Train your team. Whether you have a single assistant or a large advisory firm, every member of your team has the potential to help retain clients or drive them away. Make sure that everyone in your office fully understands your retention strategy and the principles you embrace regarding financial advice and customer service.
Respond quickly. Timely responses to client requests let your clients know that you are working for them and care about their concerns. The fastest way to lose clients is to be slow in responding to their needs.
Provide platinum service. Along with a timely response, delight your customers with thoughtful and polite service from you and your staff. Politeness rings hollow unless it includes careful listening and communication. When a client calls with a request, he or she should either be fully satisfied in that call or know exactly what to expect in terms of future action.
Share ideas. Inspire your clients with thought leadership so they don’t perceive you as simply an order taker. This might be achieved by sharing news articles, white papers, or even texts and tweets that provide interesting information and reflect your own investment and money management philosophy. Some retention support services and software may allow you to tailor content for specific clients.
Stay in touch. Maintain 12 to 18 meaningful client contacts per year. It may be most effective to use a variety of formats:
Client meetings – 2 to 4 per year
Newsletters – 4 to 12 per year
Client events – 1 to 2 per year
Birthday and holiday cards
A PriceMetrix study of client retention found some interesting dynamics that are worth considering as you apply a comprehensive retention strategy to your practice. Although some of these findings may seem to point in one direction or another in terms of clients and pricing, remember that every practice is different. You need to find the right approach to client retention for your practice.
The honeymoon is over. The most critical time period to focus on client retention and attrition risk is from the one-year mark to the four-year mark in a client relationship. The first year is typically a “honeymoon” period, but the next three years can make or break the relationship. Of course, you should never stop working hard to retain your clients, but you may have to exert extra effort in the early years to establish a relationship that will last for the long run.
Bigger is better. More affluent clients (based on household assets) are more likely than less affluent clients to stay with an advisor, but an excess number of small clients (in terms of investable assets) can negatively affect the retention of other clients. More affluent clients also tend to display less price sensitivity. Even so, smaller clients can turn into bigger clients and refer clients who have more assets to invest. It is seldom wise to cut off a relationship with a smaller client without a suggestion for how that client might better meet his or her needs. To maintain smaller clients with less hands-on effort, some financial professionals use robo advisors.
Older clients are more likely to stay. To some extent, this may be an extension of the dichotomy between larger and smaller clients, because older people often have more assets than younger people. However, this presents a challenge, because younger clients could be the future of your long-term business. If you want to retain younger investors and grow with them, you might have to work harder — with lower return on the front end of the relationship.

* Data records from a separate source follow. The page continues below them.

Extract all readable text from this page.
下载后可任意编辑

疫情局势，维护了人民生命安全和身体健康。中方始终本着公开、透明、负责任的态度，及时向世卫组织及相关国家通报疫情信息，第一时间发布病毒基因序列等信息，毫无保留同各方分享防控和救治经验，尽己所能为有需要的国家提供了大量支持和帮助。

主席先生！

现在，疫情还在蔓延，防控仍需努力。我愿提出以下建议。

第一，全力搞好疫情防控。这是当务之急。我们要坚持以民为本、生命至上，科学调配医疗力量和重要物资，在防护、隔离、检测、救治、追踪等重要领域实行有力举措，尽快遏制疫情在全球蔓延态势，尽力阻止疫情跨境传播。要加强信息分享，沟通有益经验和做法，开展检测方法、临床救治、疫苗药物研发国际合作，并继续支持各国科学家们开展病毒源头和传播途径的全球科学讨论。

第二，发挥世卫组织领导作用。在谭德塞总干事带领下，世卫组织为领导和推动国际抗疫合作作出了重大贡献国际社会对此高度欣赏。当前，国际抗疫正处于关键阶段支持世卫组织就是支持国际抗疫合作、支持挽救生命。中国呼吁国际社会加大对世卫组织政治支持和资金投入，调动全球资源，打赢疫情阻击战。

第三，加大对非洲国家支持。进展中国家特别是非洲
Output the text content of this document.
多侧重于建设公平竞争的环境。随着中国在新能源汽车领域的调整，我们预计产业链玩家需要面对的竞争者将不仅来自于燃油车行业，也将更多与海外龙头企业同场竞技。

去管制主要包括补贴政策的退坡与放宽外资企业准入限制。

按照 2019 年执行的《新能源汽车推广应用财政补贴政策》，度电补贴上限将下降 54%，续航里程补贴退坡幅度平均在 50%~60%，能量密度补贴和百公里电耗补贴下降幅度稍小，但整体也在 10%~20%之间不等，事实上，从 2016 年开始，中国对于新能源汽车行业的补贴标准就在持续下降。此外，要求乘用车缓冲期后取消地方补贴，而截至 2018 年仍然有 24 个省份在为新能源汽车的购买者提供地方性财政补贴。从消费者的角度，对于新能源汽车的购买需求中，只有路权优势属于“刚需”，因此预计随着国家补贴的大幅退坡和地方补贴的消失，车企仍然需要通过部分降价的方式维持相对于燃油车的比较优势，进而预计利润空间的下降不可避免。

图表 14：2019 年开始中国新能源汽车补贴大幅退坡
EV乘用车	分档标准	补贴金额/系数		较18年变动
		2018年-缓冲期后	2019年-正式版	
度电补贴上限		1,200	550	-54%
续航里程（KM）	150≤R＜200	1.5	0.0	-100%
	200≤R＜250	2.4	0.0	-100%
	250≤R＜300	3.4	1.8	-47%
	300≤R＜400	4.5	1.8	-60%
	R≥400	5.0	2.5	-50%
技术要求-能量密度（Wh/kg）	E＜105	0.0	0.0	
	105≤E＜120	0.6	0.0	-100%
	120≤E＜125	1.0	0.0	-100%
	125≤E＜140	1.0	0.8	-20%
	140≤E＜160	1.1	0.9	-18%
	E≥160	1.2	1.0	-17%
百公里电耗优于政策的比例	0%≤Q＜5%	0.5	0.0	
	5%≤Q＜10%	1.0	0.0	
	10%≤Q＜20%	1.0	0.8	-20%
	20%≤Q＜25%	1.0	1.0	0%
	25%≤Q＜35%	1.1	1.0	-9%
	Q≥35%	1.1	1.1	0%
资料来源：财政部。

There is no magic financial model. Retention can be successful over a broad range of financial models that tend toward the median. However, advisors can undermine value perceptions by pricing too low or can price themselves out of business by pricing too high. The client relationships least likely to be retained are lower priced, fee-based relationships and higher priced, transaction-only relationships.
Hybrids can ease the transition. In general, the retention level is similar for transaction-only and fee-based-only clients. However, retention is somewhat higher for hybrid clients who hold both types of accounts. This suggests that when transitioning to a fee-based approach, adding fee-based services to transactional services might help retention, at least for the short term, rather than eliminating all transactional services immediately.
The more the merrier. It’s probably not surprising that clients who have more accounts with an advisor tend to stay with that advisor. This is especially true for clients who have multiple retirement accounts. Once you have established a strong relationship with a client who has other accounts, it may be appropriate to present a case for consolidating some or all of those accounts to your practice. If your client makes the move, your relationship should only become stronger.
Be a Farmer
In order to establish and maintain a successful financial practice, an advisor has to play a variety of roles throughout the client lifecycle. At first, you’re a salesperson as you work to turn prospects into clients. Then you are a manufacturer as you set up new clients and produce an appropriate suite of financial products for each client.
In the long run, however, you are a farmer, nurturing your clients and helping them reach their financial goals. And when you are a good farmer for your clients, you are also a good farmer for your practice. Growing clients for life may be the surest way to maintain a thriving, lifelong financial practice.